When I started my recovery program in June 2002, I could not imagine a life free from Panic Disorder and Anxiety. Now I am grateful to be living that life.
For 30 years of my life, I was hosted to sometimes-daily Panic Attacks. I was plagued by fears of dying from a heart attack, stroke or something equally fatal. I lost count of how many times a day I checked my pulse. Calling 911 was my lifeline and the Paramedics were regular visitors to my home.
Functioning from day to day and continuing to work was difficult at times. When a Panic Attack started, I would go to the restroom or to my car and ride out the episode, head back to work and try to get through the day. At times, I just could not accept and had to go home.
It is difficult to describe the dynamics of what I was experiencing prior to working with the women who brought me into recovery and keep me in recovery. It was different from a Panic Attack. I can best describe it as feeling out of body, feeling completely ungrounded. Feeling like, at any moment, I would turn to dust and blow off the face of the planet. I would find a quiet place and sit very still waiting for the feeling to pass. I would visualize my skin having a zipper so I could probably slip out of it and pray the emotional pain would go away.

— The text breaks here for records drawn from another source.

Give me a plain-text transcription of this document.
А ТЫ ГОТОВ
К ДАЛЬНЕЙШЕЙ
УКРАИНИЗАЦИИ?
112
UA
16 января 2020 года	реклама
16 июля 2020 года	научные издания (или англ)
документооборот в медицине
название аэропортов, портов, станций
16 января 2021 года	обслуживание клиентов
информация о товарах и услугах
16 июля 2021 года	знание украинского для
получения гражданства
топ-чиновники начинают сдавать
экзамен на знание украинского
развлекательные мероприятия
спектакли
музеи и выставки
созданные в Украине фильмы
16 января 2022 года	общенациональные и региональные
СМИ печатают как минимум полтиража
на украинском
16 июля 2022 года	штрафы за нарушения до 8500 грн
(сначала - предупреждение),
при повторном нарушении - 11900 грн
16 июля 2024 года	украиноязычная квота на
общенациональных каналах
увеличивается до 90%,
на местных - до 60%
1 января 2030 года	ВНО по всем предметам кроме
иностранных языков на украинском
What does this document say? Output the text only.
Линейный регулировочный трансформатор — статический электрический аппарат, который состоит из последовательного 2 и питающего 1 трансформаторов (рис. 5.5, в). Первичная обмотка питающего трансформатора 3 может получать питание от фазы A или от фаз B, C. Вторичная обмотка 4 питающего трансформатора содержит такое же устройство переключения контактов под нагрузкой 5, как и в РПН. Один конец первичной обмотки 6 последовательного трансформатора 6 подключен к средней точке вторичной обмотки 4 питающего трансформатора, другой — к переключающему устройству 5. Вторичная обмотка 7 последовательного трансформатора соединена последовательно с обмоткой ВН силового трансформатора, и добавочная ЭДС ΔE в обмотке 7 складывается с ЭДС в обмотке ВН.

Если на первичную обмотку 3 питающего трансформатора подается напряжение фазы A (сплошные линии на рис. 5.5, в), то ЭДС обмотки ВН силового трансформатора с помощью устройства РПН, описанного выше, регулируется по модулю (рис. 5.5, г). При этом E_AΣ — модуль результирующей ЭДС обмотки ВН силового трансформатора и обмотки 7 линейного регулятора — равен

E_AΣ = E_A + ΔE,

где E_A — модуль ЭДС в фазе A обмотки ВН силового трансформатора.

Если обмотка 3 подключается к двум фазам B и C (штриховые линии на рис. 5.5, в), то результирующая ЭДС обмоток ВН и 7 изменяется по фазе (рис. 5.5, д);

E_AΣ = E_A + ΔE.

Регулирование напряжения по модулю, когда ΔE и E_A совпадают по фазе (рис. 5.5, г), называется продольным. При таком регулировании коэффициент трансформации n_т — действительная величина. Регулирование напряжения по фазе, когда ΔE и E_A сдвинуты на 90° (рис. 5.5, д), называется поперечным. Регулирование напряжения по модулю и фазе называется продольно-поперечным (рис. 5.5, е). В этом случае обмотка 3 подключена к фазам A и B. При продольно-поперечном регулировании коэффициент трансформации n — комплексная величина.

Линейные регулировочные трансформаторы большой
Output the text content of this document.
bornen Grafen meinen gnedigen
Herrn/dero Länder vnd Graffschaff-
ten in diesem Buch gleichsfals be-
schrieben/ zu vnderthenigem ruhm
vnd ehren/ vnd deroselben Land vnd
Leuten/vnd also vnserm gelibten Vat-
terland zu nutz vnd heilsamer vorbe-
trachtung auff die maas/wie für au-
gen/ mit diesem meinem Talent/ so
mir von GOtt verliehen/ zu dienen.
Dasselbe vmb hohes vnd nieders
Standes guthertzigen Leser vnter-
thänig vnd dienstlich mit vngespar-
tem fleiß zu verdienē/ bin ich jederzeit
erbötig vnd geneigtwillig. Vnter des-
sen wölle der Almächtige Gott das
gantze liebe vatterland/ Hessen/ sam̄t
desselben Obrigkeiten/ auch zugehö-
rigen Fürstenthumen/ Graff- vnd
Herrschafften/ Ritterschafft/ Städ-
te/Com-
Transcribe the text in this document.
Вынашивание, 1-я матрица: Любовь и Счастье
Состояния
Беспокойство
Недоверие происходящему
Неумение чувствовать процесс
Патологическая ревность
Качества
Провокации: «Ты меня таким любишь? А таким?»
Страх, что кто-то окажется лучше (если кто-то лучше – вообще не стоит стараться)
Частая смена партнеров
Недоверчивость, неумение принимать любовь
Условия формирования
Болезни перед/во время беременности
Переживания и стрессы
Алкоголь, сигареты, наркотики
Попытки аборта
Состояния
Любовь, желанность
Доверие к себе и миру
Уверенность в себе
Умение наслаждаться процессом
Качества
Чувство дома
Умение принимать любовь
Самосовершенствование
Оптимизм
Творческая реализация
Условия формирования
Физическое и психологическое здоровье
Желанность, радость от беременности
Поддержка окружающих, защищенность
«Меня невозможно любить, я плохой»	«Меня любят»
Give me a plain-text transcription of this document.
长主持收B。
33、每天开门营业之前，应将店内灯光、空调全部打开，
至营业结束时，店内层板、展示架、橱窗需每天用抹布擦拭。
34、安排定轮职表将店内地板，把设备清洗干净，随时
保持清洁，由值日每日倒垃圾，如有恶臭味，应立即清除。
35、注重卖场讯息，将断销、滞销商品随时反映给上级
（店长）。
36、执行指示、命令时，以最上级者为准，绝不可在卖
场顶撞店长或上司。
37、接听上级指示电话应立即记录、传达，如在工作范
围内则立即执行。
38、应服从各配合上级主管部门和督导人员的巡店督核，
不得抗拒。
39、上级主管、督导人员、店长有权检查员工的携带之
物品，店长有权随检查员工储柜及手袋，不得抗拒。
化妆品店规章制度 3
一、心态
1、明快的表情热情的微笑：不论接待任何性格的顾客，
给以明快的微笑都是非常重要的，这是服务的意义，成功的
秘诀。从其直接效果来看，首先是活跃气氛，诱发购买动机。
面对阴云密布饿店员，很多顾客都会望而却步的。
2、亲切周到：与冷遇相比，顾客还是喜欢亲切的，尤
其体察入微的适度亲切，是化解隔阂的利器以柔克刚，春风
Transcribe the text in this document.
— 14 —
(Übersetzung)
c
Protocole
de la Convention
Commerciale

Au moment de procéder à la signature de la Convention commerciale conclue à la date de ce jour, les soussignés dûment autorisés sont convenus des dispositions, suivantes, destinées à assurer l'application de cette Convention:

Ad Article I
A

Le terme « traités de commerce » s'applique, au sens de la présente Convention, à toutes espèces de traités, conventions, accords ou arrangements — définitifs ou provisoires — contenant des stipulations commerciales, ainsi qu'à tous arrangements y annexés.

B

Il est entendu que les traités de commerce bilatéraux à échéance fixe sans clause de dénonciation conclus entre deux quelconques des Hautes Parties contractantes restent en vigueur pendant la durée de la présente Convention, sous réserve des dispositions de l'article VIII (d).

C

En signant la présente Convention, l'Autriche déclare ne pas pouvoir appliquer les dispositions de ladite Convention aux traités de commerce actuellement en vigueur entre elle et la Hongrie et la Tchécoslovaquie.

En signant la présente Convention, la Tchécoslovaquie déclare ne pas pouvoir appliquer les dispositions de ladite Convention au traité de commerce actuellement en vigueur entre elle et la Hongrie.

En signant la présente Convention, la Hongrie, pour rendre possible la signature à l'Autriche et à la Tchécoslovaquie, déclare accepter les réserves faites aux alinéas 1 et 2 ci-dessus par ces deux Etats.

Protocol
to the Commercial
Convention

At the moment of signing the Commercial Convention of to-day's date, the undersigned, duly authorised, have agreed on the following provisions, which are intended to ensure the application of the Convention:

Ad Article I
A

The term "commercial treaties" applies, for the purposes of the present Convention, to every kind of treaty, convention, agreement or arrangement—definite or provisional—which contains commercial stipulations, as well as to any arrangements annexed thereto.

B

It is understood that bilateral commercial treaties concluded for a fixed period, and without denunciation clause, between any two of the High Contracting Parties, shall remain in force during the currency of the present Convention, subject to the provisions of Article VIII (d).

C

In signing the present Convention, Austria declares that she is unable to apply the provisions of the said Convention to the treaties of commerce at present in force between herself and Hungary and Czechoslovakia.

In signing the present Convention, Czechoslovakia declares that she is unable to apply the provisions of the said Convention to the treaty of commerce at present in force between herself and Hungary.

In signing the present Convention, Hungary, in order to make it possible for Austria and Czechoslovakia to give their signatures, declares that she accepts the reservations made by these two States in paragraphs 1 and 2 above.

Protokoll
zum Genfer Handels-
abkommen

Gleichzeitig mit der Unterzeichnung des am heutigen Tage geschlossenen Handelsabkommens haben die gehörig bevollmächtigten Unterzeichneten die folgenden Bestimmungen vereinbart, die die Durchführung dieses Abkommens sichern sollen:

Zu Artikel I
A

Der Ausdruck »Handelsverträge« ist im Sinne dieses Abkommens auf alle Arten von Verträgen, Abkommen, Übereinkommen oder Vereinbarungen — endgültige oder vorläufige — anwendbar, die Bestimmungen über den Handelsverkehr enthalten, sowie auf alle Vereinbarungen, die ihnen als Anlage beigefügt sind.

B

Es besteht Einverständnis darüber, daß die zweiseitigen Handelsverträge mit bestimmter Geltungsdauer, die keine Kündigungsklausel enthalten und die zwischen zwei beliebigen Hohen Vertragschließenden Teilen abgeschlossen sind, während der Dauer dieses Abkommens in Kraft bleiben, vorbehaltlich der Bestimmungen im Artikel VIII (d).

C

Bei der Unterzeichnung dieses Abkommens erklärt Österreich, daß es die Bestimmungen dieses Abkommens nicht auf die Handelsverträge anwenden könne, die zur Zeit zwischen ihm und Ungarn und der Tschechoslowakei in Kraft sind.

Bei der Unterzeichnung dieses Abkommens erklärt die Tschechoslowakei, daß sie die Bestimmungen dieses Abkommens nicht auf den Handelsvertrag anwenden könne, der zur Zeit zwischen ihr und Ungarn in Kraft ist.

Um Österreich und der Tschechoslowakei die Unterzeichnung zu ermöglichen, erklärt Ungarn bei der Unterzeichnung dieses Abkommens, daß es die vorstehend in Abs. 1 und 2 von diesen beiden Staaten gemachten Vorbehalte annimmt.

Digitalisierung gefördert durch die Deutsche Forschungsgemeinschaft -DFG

By divine intervention, I was blessed to meet and work with three female practitioners who believed I could achieve and maintain mental wellness even when I did not believe it was possible. They explained to me that it was not just about ending the Panic Attacks but also about re-mapping my life; who I would be when I was free from Panic. We needed to reprogram thirty years of old panicked thoughts and behaviors.
My initial recovery protocol consulted of seeing my practitioners once a week for 10 weeks … Mental Wellness Boot Camp as I now refer to it. My friend who practices spiritual healing used Hypnotherapy. It worked quickly to eliminate the frequent attacks. The session took me to the origins of the attacks and we reprogrammed the emotions attached to past events. My primary practitioner, a healing intuitive who uses Radiance healing, generally helped me understand that Panic Attacks were not fatal and helped stopped the fear that sometimes it was really a heart attack … this time. My therapist provided me with tools and techniques that I used everyday to continue chipping away at the negative thought patterns that usually accompaniment Panic and Anxiety Disorder. My recovery process has been a body, mind, spirit practice.
Positive affirmations are a daily ritual to keep me focused. Nutrition and vitamin supplement help replenish what anxiety can deplete from the body. Knowing I have support and encouragement from my practitioners should difficult times arise … and they have … helps keep me grounded, focused and constantly believing I can maintain a life free from Panic and Anxiety.
My recovery program has been a long road. Sometimes the work has been fun and challenging. Sometimes I have gone kicking and screaming but went because I believed all of this would pay off in the long run … and it has.
Quoting Joel Osteen, he said "God helps you turn your mess into a message." I'm turning what I viewed as a mess into a message.
My life is better than I ever could have imagined. By sharing my story, I offer hope and encouragement to those living with a mental health disorder believe … Recovery is possible.